Square-sum operation circuit 3 calculates a square sum of AGCIN (symbol information for the I-axis and Q-axis) output from LPF 106 and LPF 107. Square-root operation circuit 4 calculates a square root of a square sum of AGCIN, i.e. a power P of an input signal. Adder 6 performs subtraction on power P of the input signal and (AGCR), to output (P−AGCR). Multiplier 57 multiplies (P−AGCR) with AGCG to output {(P−AGCR)×AGCG}.
Adder 58, AND circuit 59 and D-type flip-flop 60 form a loop filter. The loop filter outputs “0” if RST=“0,” and averages outputs of multiplier 57, i.e. the values of {(P−AGCR)×AGCG}, for output if RST=“1.”
Digital-analog converter (DAC) 61 outputs control signal AGCOUT obtained by converting the output signal of the loop filter into an analog value to AGC amplifier (A) 120 and AGC amplifier (B) 130.
If the output signal of the loop filter is a minimum value of “0,” the gain of AGC amplifier (A) 120 is a maximum value of “MAXGAINA” whereas the gain of AGC amplifier (B) 130 is a maximum value of “MAXGAINB.” If the output signal of the loop filter is a maximum value of “1,” the gain of AGC amplifier (A) 120 is a minimum value of “MINGAINA” whereas the gain of AGC amplifier (B) 130 is a minimum value of “MINGAINB.”
Accordingly, the AGC circuit controls the gains of AGC amplifier (A) 120 and AGC amplifier (B) 130 such that power P of an input signal and an ideal power value AGCR of an input signal defined on a modulation method basis have a small difference (P−AGCR). Thus, AID converter 105 may have a constant input amplitude.

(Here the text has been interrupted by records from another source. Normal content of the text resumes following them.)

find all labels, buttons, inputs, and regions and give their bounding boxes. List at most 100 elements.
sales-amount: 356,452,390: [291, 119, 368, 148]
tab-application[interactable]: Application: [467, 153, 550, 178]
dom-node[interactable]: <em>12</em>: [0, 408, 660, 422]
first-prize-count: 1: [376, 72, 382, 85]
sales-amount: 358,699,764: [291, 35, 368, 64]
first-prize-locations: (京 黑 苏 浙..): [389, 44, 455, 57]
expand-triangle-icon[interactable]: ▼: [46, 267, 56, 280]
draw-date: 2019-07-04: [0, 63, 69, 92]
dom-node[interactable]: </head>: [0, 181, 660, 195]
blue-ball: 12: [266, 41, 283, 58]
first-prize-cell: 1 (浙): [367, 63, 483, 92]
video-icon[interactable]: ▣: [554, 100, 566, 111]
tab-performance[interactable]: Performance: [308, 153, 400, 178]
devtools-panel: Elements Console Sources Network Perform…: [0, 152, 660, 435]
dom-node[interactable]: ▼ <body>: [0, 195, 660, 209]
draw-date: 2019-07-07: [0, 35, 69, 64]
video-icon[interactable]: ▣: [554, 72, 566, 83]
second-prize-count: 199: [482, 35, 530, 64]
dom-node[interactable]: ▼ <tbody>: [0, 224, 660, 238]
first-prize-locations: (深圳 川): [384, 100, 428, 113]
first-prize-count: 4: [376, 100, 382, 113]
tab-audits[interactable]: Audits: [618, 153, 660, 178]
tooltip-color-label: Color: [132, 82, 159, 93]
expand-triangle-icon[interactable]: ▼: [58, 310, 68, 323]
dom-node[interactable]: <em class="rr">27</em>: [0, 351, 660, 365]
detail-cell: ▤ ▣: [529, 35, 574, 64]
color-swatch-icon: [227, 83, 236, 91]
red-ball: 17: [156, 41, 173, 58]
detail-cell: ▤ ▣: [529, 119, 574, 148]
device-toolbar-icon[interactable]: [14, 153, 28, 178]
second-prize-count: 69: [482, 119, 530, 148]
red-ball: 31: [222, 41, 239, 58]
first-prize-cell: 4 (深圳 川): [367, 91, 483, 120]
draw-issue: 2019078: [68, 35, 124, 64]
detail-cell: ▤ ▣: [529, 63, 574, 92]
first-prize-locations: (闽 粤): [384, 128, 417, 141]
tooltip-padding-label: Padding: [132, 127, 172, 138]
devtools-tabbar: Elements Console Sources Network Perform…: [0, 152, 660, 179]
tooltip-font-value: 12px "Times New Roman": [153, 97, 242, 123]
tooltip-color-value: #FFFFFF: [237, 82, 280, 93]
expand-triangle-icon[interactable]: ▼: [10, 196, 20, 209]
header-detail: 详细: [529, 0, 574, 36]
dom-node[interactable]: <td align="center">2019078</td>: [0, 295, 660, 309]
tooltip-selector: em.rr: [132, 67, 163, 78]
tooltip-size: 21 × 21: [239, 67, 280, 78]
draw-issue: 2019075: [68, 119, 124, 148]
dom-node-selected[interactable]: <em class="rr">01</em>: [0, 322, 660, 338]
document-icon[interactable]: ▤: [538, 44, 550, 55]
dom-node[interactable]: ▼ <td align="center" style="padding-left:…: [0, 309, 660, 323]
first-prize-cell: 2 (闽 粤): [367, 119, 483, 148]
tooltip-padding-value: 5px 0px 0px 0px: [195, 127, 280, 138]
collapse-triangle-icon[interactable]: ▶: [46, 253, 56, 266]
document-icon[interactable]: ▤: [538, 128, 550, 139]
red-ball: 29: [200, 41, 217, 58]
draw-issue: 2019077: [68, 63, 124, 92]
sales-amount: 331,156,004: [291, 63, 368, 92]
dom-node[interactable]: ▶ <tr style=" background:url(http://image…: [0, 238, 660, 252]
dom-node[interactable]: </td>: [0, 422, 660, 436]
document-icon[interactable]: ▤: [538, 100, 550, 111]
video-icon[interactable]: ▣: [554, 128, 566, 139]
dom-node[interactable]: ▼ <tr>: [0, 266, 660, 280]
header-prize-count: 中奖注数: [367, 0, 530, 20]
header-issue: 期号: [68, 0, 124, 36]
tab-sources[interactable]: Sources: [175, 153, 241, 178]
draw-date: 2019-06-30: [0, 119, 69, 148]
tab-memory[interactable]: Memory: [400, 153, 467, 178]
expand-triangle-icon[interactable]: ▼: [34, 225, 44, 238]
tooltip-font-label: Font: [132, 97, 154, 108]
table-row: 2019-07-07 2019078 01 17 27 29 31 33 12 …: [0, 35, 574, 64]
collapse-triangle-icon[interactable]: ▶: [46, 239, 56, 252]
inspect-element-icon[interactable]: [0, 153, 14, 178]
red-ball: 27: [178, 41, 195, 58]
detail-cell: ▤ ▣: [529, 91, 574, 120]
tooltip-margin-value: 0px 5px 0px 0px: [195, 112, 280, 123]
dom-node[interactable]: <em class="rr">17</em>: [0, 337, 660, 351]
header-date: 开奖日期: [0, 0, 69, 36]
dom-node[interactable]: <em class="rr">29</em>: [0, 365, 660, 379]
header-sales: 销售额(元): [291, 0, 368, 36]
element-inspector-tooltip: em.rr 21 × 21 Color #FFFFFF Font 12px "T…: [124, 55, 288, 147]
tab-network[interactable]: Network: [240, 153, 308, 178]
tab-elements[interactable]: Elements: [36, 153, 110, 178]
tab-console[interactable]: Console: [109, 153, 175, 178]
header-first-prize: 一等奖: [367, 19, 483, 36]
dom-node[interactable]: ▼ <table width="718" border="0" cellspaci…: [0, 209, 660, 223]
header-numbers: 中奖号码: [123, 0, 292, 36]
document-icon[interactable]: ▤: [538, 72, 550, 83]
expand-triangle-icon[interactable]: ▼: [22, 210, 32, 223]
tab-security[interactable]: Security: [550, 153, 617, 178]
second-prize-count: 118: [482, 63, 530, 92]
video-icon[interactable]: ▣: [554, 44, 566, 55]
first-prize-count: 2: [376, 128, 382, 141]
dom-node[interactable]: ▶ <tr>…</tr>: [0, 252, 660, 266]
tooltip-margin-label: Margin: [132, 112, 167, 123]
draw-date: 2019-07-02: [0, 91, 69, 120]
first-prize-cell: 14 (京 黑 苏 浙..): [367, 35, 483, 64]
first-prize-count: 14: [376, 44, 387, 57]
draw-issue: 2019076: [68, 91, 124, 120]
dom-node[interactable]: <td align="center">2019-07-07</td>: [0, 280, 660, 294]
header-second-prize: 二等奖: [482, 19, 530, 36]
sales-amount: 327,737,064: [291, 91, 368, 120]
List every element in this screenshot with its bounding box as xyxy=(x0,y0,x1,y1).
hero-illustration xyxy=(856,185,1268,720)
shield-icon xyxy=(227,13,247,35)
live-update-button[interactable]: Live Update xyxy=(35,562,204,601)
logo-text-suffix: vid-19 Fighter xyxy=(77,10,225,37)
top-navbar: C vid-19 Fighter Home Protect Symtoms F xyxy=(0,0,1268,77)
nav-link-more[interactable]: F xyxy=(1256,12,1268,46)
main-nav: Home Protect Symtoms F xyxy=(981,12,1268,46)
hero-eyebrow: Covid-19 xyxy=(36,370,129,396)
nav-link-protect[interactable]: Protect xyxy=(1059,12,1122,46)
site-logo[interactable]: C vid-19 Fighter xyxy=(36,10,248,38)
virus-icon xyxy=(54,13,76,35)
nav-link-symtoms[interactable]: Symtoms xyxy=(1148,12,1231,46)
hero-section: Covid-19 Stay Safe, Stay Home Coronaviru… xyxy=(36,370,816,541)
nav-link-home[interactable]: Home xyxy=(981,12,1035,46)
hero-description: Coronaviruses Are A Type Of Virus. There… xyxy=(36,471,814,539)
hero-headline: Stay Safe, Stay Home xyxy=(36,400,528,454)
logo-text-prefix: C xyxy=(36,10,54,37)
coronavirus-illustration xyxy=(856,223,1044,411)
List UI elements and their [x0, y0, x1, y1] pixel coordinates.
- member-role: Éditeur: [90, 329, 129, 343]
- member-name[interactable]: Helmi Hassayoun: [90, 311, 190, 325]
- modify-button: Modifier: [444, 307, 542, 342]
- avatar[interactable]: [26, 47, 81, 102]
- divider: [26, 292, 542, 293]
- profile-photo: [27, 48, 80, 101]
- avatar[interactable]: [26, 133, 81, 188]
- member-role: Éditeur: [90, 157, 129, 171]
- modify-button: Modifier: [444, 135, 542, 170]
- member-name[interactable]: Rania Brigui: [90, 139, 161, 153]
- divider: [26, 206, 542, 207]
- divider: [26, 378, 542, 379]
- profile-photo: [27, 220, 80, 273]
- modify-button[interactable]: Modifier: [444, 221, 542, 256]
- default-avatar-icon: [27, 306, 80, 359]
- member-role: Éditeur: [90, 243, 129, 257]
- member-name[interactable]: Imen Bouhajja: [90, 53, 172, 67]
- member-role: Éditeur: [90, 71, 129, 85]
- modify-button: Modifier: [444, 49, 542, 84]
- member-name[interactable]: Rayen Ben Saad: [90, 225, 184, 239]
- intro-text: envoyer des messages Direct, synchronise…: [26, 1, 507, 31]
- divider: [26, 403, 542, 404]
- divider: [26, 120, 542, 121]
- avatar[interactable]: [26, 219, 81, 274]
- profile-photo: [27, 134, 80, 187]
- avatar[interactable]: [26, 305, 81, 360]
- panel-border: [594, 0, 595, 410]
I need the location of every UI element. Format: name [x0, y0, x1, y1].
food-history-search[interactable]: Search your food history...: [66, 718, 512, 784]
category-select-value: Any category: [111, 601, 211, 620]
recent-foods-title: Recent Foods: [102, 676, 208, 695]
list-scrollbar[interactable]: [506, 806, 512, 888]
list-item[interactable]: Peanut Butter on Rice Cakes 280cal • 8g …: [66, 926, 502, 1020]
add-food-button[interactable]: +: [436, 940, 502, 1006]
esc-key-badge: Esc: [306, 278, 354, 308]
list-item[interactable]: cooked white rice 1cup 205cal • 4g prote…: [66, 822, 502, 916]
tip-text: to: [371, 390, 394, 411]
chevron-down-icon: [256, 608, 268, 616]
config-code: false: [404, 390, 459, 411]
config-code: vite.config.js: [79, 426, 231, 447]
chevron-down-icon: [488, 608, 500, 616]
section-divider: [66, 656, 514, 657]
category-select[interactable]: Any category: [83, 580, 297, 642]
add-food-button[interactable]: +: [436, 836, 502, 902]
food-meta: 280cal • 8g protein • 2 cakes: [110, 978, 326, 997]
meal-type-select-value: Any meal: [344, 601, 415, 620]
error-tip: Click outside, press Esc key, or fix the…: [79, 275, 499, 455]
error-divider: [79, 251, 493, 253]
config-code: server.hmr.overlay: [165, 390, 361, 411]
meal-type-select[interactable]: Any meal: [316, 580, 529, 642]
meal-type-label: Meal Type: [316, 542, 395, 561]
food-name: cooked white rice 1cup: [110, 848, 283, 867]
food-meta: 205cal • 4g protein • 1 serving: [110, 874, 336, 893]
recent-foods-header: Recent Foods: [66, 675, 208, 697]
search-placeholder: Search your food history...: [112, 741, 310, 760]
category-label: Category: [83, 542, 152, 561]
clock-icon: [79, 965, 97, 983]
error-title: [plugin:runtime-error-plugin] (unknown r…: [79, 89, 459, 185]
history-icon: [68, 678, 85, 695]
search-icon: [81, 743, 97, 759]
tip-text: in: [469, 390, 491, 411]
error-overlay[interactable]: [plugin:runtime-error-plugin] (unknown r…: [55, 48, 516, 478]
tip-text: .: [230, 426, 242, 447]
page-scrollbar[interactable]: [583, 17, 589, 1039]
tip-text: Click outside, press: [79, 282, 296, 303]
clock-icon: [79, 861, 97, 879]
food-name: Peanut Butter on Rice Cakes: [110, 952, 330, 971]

The input signal, however, includes a large amount of noise due to superimposition of a reflected signal of the input signal within the transmission path or undesirable radiation such as spurious. Thus, the calculated power value of the input signal in the AGC circuit described above is not very reliable. Control of the gain of an AGC amplifier based on such a power value would result in an extremely low bit error rate of the bit string output from the demodulation circuit.
In addition, the two AGC amplifiers each has a unique characteristic. For instance, AGC amplifier (B) 130 amplifying a RF signal has a characteristic such that it is preferably used having a gain as close to the maximum gain as possible in order to amplify a received input signal to the size that can be processed in a subsequent stage even if the input signal has a low level.
In the AGC circuit described above, however, the gains of the two AGC amplifiers are controlled such that each of them has a maximum value if the output signal of the loop filter is a minimum value, while the gains of the two AGC amplifiers are controlled such that each gain has a minimum value if the output signal of the loop filter is a maximum value. The two AGC amplifiers cannot be controlled separately.